Satu lagi, walaupun berdarah campuran, dengan paras yang gak jauh beda dengan David John Schapp, selera makan Kafka benar-benar diluar nalar untuk cowok ganteng dan terkenal. Apalagi kalau bukan kesukaannya pada petai, jengkol dan sambel terasi. Satu lagi, cowok yang ngaku punya fans ribuan di ig, twitter dan f*******: ini juga cinta mati sama monyet. Iya monyet, salah satu makhluk mamalia dari spesies apes. Disaat teman-teman artisnya posting bareng kucing spinx, anjing pitbul, atau macan albino. Dengan bangga Kafka memposting fotonya bersama kawanan monyet, kera putih, simpanse, dan jenis lainnya.
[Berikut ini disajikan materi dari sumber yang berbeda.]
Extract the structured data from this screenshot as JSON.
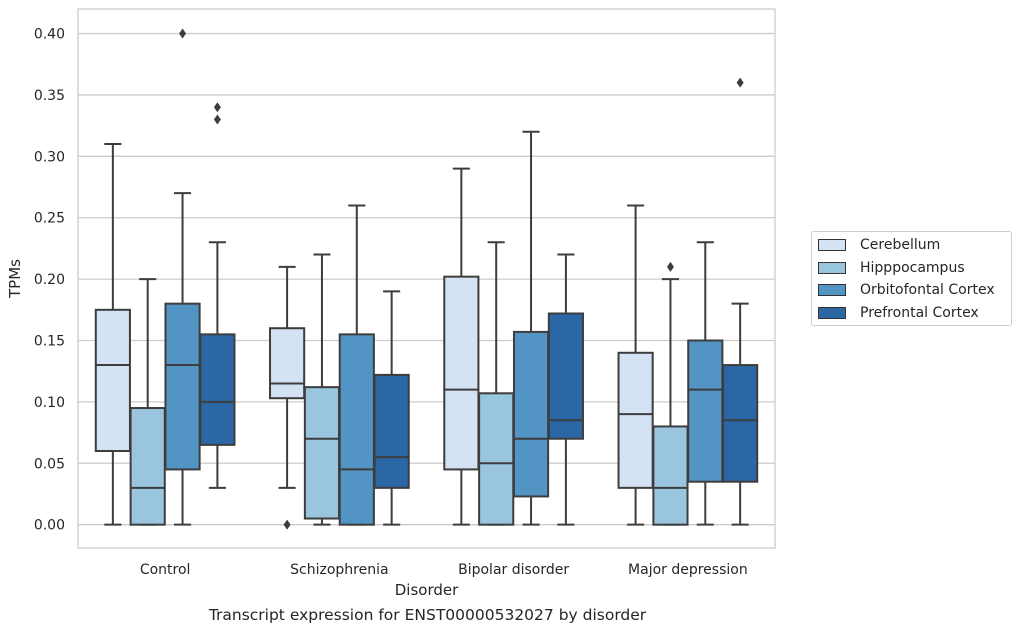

"Gimana sih rumah makan sunda, masa gak ada pete." Kafka misuh-misuh.
"Itu fans lo tahu gak sih, makanan doyanan lo begituan?"
"Weeish, jangan salah Nay, fans gue mah super pengertian. Gak komplain kalau gue makan apa aja, yang penting halalan toyibah." Dia membalikkan topinya dan meletakkan rokok juga pemantiknya di atas meja.
"Yang komplain siapa kalau lo makan pete?"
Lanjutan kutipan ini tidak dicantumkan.